To create a circle with a radius of 20 in OpenSCAD we just have to type

``circle(20);``

However OpenSCAD doesn’t allow us to reshape this build-in function to for instance an ellipse. Alternatively we can write a function that generates a list of points needed for a circle and then use polygon with the points as parameter to draw the circle. The function uses the trigonometric formulas, x = r cos φ and y = sin φ, to convert polar coordinates to Cartesian coordinates.

``````function circle(radius) = [for (phi = [1 : 1 : 360]) [radius * cos(phi), radius * sin(phi)]];
polygon(circle(20));``````

When F5 is pressed a circle is drawn however the x,y coordinates of this circle are available to us. By adding echo(circle(20)); to our script the list of points is printed in the console. The circle function can easily be altered thus gaining a new shape. An example is shown below.

``````function circle(radius) = [for (phi = [0 : 1 : 720]) [radius * cos(phi/2), radius * sin(phi)]];
color("red") polygon(circle(20));``````

Now let’s take a look at the syntax of the function. Every function generates a value and in this case it is a list of points. In OpenSCAD a list of points in a two-dimensional space is represented by [[x1,y1],[x2,y2],[x3,y3],…] where all x’s and y’s are numbers.

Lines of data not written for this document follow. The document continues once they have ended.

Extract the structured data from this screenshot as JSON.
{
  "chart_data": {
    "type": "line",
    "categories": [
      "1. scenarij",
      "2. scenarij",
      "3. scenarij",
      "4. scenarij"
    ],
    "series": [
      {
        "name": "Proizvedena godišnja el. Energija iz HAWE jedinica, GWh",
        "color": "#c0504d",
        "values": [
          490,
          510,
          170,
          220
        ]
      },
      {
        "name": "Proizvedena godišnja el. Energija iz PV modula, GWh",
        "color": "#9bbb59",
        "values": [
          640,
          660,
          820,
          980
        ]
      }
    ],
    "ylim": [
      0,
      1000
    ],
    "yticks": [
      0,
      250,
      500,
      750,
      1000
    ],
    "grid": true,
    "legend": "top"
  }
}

In this case of the circle function the point are generated in a for loop. The loop begin at 0 and ends at 720 with a step of 1. The radius * cos(phi/2) and radius * sin(phi) calculate each x,y coordinate for every given phi.

The ellipse, a generalization of the circle, can now easily be created by slightly changing our function.

``````function ellipse(r1, r2) = [for (theta = [0 : 1 : 360]) [r1 * cos(theta), r2 * sin(theta) ]];
color("cyan") polygon(ellipse(120,80));``````

a second parameter is added. r1 is the radius in the x-direction and r2 is the radius in the y-direction. If r1 is equal to r2 a circle is drawn.